I told one friend about my feelings about being single in a world designed for couples, and she got super-defensive about it, as if I were accusing her of being a bad person and a bad friend.  Dear reader, her reaction made me feel like their were some truth to her response....it wasn't the response of a friend looking out for me, it was the response of someone who wanted to be told that despite her absence in my life, a fifteen minute phone call filled with "You know I love you!" and "I miss you!" and "Don't worry, I trust that you'll get what you need!" would somehow make it okay.  It's friendship-light.  I don't want shallow, I want deep.  I don't want nice words, I want the actions that support those words.  Have my friendships become friendship-light?  Airy declarations of friendship without substance?  A horrid thought, not one I've had before, and it's troubling, and it makes me feel lonelier than ever.

What I want is my plus-one.  I'm realizing that friends can't fill that role, and that I am spending far too much time alone.  How can I not?  I must weed the strawberry beds, go to the grocery store, drive to gymnastics.  Every weekend I gather with friends for three or four hours or so out of my long week....and it isn't enough.  But I don't want parties with breezy talk and I don't need grand vacations....I want the companionship of a partner with shared goals.  I want an adult across the dinner table; I want an arm around my shoulders; I want someone to chat with about the NPR article; I want a hiking companion.  I don't want to be surrounded by people, I want the depth of relationship.

I know how to find companionship: it's easy to find activities.  I want more than that.

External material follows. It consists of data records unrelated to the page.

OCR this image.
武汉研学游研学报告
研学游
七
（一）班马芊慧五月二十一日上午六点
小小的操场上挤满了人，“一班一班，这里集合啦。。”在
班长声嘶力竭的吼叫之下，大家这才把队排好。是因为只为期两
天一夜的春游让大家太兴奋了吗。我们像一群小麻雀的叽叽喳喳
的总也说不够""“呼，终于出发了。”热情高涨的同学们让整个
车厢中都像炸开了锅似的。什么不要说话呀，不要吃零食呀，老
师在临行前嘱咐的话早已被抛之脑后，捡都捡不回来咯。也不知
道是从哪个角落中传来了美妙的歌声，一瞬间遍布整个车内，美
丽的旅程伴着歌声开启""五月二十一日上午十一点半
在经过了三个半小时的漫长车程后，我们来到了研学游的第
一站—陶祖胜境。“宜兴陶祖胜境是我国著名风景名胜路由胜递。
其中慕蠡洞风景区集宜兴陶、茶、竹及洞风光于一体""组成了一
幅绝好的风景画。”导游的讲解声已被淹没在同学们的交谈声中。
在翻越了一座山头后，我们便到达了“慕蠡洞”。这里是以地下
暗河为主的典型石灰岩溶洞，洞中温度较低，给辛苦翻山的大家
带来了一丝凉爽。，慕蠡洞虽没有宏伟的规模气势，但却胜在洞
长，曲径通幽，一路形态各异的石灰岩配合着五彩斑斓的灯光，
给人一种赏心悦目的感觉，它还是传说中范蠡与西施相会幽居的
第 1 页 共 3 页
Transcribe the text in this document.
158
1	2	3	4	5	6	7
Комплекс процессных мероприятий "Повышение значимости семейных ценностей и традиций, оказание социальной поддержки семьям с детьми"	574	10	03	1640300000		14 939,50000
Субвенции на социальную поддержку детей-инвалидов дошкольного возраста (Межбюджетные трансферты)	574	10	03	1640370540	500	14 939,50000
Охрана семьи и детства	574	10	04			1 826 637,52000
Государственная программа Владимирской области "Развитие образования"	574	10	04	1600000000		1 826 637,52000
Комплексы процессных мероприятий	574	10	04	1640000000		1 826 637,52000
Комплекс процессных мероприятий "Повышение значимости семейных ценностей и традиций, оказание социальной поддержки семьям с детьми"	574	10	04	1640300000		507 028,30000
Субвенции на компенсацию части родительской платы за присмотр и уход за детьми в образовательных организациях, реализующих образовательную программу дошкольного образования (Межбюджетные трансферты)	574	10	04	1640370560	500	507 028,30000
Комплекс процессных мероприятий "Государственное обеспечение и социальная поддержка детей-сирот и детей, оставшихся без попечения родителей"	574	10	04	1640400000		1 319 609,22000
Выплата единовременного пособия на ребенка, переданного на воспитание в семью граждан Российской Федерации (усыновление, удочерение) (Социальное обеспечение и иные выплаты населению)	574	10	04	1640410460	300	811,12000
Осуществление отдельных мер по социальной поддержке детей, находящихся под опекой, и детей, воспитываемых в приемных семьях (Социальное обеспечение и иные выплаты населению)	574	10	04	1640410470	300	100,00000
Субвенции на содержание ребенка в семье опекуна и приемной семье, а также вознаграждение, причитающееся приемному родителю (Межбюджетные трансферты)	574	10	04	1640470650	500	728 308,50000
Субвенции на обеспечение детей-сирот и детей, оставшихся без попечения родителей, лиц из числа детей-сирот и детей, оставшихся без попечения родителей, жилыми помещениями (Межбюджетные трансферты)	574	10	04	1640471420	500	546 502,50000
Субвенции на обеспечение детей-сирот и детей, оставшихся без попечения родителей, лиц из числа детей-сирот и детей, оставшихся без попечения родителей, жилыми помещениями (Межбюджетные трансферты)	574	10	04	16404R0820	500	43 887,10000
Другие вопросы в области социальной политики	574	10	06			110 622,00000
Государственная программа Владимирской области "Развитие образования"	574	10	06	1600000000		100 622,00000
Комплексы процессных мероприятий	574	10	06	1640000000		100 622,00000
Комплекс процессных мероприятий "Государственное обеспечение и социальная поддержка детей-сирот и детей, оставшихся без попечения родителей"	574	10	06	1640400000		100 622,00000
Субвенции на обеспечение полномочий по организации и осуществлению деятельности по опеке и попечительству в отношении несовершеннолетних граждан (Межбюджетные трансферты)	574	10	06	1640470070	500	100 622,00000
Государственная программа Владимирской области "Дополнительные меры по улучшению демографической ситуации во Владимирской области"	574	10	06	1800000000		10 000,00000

I have more questions than answers, and I'm going to try to unravel these thoughts and figure out how to find peace with them.  I know that a work environment with colleagues would be a massive improvement; I know that lifting my financial purgatory (hey, it's better than hell!) will probably lift my mood.

I am not hopeful about finding a life partner, and perhaps it is this realization that has brought this loneliness about.

Life is messy and complicated.  I will figure it out, and I will find my joie de vivre again.  Somehow.